A comunicação vai além da transmissão de informações; ela cria mecanismos de raciocínio que denominamos “pedagogia colonial”. O mesmo fato, materialmente apresentado em foto, filme, dissertação ou qualquer modo de transmissão, pode ser entendido de maneiras diferentes, conforme a base de raciocínio que encontre para sua tradução. Essa construção é mais profunda do que a ensinada no processo educacional. Ela se forma nas convivências sociais, nos alimentos e nos afetos, nas relações impostas ou induzidas, nos comportamentos desejados, esperados e permitidos. Assim, o pobre apoia quem o mantém pobre, o escravo apoia aquele que o escraviza e todos, ao final, se acomodam na incapacidade da autonomia.


A energia impulsiona a vida e as sociedades. O principal indicador de uma nação, de uma civilização, é a quantidade de energia que aplica; a energia per capita não carrega as deformações do produto interno bruto, que pode ser inflado pela especulação, pela exportação de produtos primários, por gerar renda para fora e não para o país.

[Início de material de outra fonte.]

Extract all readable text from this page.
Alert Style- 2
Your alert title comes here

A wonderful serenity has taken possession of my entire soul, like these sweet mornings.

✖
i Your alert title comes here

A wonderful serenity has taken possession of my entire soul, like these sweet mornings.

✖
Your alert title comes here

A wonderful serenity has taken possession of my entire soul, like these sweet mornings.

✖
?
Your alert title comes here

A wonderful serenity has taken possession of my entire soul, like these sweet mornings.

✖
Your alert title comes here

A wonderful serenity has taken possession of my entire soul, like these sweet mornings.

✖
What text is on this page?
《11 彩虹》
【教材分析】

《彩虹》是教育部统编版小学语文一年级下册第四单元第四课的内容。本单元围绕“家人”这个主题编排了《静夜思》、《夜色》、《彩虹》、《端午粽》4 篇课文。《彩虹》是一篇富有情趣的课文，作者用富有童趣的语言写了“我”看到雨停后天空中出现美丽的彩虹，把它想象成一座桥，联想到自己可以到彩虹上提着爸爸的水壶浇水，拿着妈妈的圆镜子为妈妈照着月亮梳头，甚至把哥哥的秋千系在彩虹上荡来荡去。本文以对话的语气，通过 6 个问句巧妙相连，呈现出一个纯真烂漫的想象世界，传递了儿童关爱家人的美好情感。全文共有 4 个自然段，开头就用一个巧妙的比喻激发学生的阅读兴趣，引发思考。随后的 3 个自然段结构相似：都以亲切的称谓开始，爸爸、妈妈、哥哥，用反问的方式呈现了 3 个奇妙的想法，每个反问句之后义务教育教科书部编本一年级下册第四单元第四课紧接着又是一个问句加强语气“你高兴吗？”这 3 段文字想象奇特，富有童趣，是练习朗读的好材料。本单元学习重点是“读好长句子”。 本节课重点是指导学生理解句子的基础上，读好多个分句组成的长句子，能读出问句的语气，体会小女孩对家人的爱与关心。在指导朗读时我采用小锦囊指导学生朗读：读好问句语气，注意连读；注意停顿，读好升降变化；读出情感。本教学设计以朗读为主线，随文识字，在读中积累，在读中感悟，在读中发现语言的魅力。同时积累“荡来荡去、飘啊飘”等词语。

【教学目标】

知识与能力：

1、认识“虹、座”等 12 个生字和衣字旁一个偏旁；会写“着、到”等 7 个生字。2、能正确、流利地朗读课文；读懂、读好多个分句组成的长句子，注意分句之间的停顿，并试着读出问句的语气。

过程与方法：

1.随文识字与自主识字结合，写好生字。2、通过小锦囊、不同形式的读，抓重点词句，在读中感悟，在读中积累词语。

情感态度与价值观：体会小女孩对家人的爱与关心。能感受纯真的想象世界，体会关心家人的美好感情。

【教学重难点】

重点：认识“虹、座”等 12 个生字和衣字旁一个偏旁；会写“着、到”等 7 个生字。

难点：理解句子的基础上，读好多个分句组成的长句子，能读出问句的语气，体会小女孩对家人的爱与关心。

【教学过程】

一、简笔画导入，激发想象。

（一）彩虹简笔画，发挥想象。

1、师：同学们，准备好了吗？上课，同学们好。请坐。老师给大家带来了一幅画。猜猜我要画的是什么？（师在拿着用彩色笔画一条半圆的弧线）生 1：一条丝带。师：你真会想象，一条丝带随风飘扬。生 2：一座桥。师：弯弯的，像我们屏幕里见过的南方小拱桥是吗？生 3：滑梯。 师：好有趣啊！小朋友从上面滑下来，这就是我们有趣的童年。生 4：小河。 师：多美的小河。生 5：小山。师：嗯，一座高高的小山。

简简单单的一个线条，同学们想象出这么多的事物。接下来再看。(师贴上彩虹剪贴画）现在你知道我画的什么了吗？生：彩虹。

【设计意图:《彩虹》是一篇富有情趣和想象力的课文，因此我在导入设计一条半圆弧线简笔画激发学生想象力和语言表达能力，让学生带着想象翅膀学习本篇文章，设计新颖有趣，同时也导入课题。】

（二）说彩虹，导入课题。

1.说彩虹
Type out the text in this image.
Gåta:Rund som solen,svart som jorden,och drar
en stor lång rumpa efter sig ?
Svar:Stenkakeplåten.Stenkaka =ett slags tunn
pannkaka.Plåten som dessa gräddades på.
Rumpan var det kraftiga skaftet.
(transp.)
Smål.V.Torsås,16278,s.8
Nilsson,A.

A reconquista do poder pelas finanças teve a compreensão de que só teria sucesso se dominasse as fontes de energia. E desencadeou, sem que houvesse carência ou abundância de energia, as falsas crises dos anos 1970 (crises do petróleo de 1973 e 1978), imputando aos países árabes suas responsabilidades. Estariam já seus planejadores e estrategistas prenunciando a farsa do terrorismo islâmico?


O ocidente é a Europa colonizadora e sua colônia que se tornou potência industrial-militar, os Estados Unidos da América (EUA). O oriente é a milenar civilização chinesa, que soube evitar a sujeição ideológica religiosa e, mesmo colonizada, manteve o idioma e a identidade. As Américas, excluindo os EUA, a África, todo o restante da Ásia e a Oceania colocaram-se no balcão das colônias, perderam seus deuses, suas origens, suas individualidades.


Decadência ocidental

A Rússia, excluída territorialmente e em termos de população, não poderia ser afastada das disputas civilizacionais. Primeiro, por ser o maior país do mundo, participando tanto do ocidente quanto do oriente. Porém, mais relevante ainda, é ter desenvolvido, a partir da revolução de 1917, sua própria tecnologia e modelo de industrialização, ou seja, pela contingência histórica de ter sido o primeiro país socialista, foi obrigada a caminhar com seus próprios pés. E sem poder falhar!